Grass, leaves, and other wastes from lawns and backyard gardens account for an estimated 18% of the annual municipal waste stream. During the summer, grass can comprise up to 50% of municipal wastes. Leaf waste can account for as much as 60-80% in the fall. This massive, seasonal volume of yard wastes can use up valuable landfill space. Burning yard wastes at home causes air pollution from carbon dioxide and nitrogen oxide. Also, because burning yard wastes can be a fire hazard as well as a nuisance to neighbors, certain communities have ordinances in place to prohibit burning.
The alternative is composting. Yard waste is composed of materials that, if left in their natural state, would form humus. Composting is an accelerated version of the natural decay process. Left to decay naturally, leaf waste can take approximately two years to form humus. With human intervention, making compost can take about one year or as little as 14 days.

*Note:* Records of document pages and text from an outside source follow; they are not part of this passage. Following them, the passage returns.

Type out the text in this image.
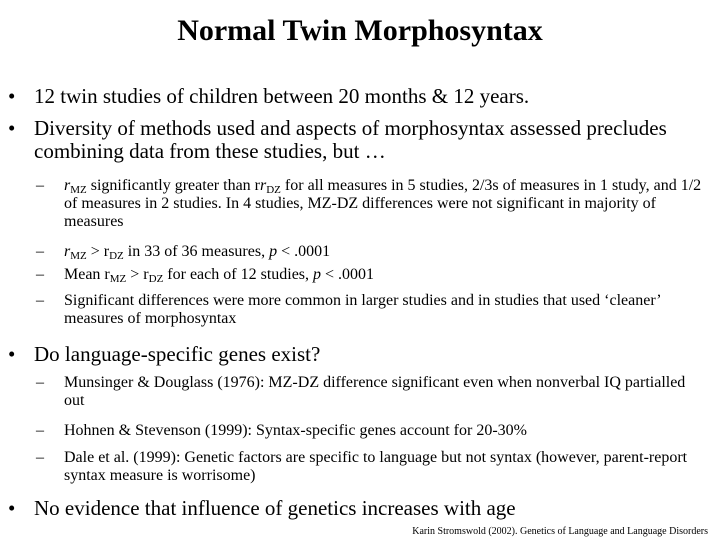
Normal Twin Morphosyntax
• 12 twin studies of children between 20 months & 12 years.
• Diversity of methods used and aspects of morphosyntax assessed precludes combining data from these studies, but …
– $r_{MZ}$ significantly greater than $rr_{DZ}$ for all measures in 5 studies, 2/3s of measures in 1 study, and 1/2 of measures in 2 studies. In 4 studies, MZ-DZ differences were not significant in majority of measures
– $r_{MZ} > r_{DZ}$ in 33 of 36 measures, p < .0001
– Mean $r_{MZ} > r_{DZ}$ for each of 12 studies, p < .0001
– Significant differences were more common in larger studies and in studies that used ‘cleaner’ measures of morphosyntax
• Do language-specific genes exist?
– Munsinger & Douglass (1976): MZ-DZ difference significant even when nonverbal IQ partialled out
– Hohnen & Stevenson (1999): Syntax-specific genes account for 20-30%
– Dale et al. (1999): Genetic factors are specific to language but not syntax (however, parent-report syntax measure is worrisome)
• No evidence that influence of genetics increases with age
Karin Stromswold (2002). Genetics of Language and Language Disorders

You can make a ton of compost at home in an area only 4' square. If you don't have a backyard, you can make smaller amounts of compost in plastic garbage bags. Backyard composting reduces the expense of buying fertilizers for gardens, landscaping and potted plants. And since many foods can be composted, including coffee grounds and eggshells, home composting can reduce food wastes as well as yard wastes.
Please come and visit the Centre County Recycling & Refuse Authority's Backyard Compost Demonstration Site. We have on display different types of backyard composters.
If you would like instructions for building different types of composting bins, please check out our Plans for Building a Home Composting Bin.
For another great website on composting and how to compost, click here.
- Grass clippings and other yard waste account for about 20% of the municipal solid waste deposited in landfills.
- Collection and transportation of this material is costly.
- Bagging grass clippings removes valuable soil nutrients otherwise provided by the decomposed grass blades.
- Grass cycle! Simply leave the grass clippings on the lawn after mowing. This reduces the costs and labor involved in bagging and returns essential nutrients to the soil. Grass clippings contain quickly decomposing leaf tissue and therefore do not contribute to thatch!
- Control the growth rate (and have a healthier lawn) with proper fertilizing and watering.
- Mowing Practices
Mow weekly or bi-weekly during peak growing season, removing no more than a third of leaf tissue. This will allow clippings to break down rapidly. Although standard mowers do a fine job, mulching mowers will chop the grass blades intofiner pieces for even quicker breakdown. Lawn mower manufacturers also offer mulching "kits" to turn your mower into a mulcher.
As anyone who takes care of their yard knows, delayed mowing during rainy periods causes over-grown turf. Those large clumps of grass, formed after mowing an over-grown turf, can be; spread out by re-mowing, removed and composted, or used as mulch.
Grasscycling reduces the need for supplemental fertilizers. Apply needed fertilizer in small amounts only two or three times during a growing season (mid-late May and early-mid September are best). Too much fertilizer may cause a shallow root system to develop and weaken the lawn.
- WateringWater just enough to wet the entire root system. Too much water will eventually damage the roots and may cause disease. Frequent but light watering will also cause a shallow root system.